Launched in 2018, Dallas-based HEN is part of Hunt Consolidated, the parent company of industry stalwart Hunt Energy, and brings experience in developing energy storage projects. Zhou said this background will be crucial for Quidnet’s commercialization efforts in the power sector, which is defined by nuances and permitting processes that can take years to navigate, even for the most-seasoned firms.

“It’s one thing to get the wells to work but it’s actually another business and another set of competencies entirely to bring those wells online and tie them into the grid,” he said, adding that HEN holds “a lot of latent knowledge that they can teach us.”

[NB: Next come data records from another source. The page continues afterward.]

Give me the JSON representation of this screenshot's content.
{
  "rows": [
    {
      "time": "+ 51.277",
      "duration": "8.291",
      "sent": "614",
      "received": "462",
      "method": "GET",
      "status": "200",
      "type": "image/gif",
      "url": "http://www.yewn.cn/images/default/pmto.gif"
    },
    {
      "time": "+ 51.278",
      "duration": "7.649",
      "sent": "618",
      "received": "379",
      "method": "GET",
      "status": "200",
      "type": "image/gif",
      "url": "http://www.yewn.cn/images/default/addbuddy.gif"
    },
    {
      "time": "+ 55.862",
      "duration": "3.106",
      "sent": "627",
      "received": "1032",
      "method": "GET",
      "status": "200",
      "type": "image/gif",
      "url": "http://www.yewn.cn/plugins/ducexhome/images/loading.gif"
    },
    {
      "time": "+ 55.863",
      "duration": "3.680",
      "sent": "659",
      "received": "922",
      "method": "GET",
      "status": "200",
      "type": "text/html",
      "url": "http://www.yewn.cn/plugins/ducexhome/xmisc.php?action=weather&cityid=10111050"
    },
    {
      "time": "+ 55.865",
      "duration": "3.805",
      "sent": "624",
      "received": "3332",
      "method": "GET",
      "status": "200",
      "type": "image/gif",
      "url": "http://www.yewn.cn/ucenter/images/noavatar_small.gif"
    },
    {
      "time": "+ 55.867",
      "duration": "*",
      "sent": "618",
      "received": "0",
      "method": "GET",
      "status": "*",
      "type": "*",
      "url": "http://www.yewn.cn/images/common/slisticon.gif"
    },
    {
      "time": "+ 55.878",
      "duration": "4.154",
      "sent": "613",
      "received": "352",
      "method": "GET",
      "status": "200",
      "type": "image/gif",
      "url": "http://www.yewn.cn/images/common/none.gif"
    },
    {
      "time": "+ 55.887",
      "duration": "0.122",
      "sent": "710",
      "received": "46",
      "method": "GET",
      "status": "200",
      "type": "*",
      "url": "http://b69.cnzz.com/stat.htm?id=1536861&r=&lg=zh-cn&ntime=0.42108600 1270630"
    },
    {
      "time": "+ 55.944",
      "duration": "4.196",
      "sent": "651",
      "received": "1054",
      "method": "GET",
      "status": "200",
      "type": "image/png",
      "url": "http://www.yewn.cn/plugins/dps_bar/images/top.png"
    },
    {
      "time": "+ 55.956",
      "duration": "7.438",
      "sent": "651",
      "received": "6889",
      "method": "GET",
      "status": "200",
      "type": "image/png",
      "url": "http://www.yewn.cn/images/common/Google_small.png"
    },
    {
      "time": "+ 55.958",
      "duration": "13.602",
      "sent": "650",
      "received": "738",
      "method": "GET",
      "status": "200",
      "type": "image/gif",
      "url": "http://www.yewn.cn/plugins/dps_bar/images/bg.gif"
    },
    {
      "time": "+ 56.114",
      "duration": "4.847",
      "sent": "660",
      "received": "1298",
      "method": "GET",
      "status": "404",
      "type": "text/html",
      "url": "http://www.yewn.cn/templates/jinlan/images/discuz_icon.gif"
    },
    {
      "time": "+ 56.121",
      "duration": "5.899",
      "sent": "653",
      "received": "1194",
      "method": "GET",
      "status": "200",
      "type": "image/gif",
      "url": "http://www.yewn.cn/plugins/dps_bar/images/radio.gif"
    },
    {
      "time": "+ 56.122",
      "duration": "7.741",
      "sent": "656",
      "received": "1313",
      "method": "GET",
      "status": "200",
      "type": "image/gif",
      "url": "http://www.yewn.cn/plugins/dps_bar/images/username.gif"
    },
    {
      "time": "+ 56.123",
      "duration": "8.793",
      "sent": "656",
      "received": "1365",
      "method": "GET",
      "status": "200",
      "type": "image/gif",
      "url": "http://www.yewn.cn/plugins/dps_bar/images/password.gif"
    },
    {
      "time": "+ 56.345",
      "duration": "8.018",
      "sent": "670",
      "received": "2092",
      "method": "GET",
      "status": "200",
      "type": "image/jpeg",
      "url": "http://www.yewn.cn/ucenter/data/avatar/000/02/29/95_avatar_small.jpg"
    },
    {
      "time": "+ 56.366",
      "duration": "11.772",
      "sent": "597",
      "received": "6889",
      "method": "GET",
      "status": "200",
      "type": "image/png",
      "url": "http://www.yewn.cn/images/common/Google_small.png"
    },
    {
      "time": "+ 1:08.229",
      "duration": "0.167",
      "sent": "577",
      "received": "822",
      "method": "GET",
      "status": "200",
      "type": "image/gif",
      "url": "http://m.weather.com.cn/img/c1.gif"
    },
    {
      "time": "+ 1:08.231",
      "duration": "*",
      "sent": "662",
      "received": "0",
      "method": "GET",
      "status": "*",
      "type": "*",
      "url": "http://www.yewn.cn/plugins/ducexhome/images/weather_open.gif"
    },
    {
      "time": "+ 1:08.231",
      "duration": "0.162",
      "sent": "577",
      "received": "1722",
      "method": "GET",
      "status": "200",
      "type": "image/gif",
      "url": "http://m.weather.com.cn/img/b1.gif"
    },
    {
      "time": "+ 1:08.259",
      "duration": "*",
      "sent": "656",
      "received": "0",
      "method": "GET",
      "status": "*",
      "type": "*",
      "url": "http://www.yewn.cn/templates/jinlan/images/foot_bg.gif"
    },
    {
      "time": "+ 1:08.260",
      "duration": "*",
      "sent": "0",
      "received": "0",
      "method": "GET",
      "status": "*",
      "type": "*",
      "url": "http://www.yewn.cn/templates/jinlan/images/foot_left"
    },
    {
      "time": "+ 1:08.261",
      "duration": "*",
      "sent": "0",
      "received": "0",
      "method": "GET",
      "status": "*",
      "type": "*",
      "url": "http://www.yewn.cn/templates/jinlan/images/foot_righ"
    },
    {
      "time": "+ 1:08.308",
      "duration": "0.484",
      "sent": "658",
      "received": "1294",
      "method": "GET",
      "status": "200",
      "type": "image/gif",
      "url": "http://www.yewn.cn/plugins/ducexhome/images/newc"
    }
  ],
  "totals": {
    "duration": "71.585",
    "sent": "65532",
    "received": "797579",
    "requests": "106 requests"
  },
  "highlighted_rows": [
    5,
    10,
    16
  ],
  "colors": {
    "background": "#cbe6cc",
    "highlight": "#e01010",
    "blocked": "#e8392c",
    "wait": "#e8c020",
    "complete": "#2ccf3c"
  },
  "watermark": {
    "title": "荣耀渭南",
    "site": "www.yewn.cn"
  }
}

As part of the agreement, Todd Benson, chief innovation officer of Hunt Energy, has joined Quidnet's board of directors. Benson previously held an executive role at the drilling contractor Helmerich & Payne following its acquisition of Motive Drilling Technologies in 2017, a software firm he founded and led as CEO.

The new funding from HEN brings Quidnet’s total to $45 million in private capital raised along with $20 million in government contracts.

For Further Reading

SPE 212347 Geomechanical Pumped Storage in Hydraulic Fractures by H. Schmidt, S. Wright, C. Mauroner, H. Lau, B. Hill, and J. Zhou, Quidnet Energy; and A. Bunger, University of Pittsburgh.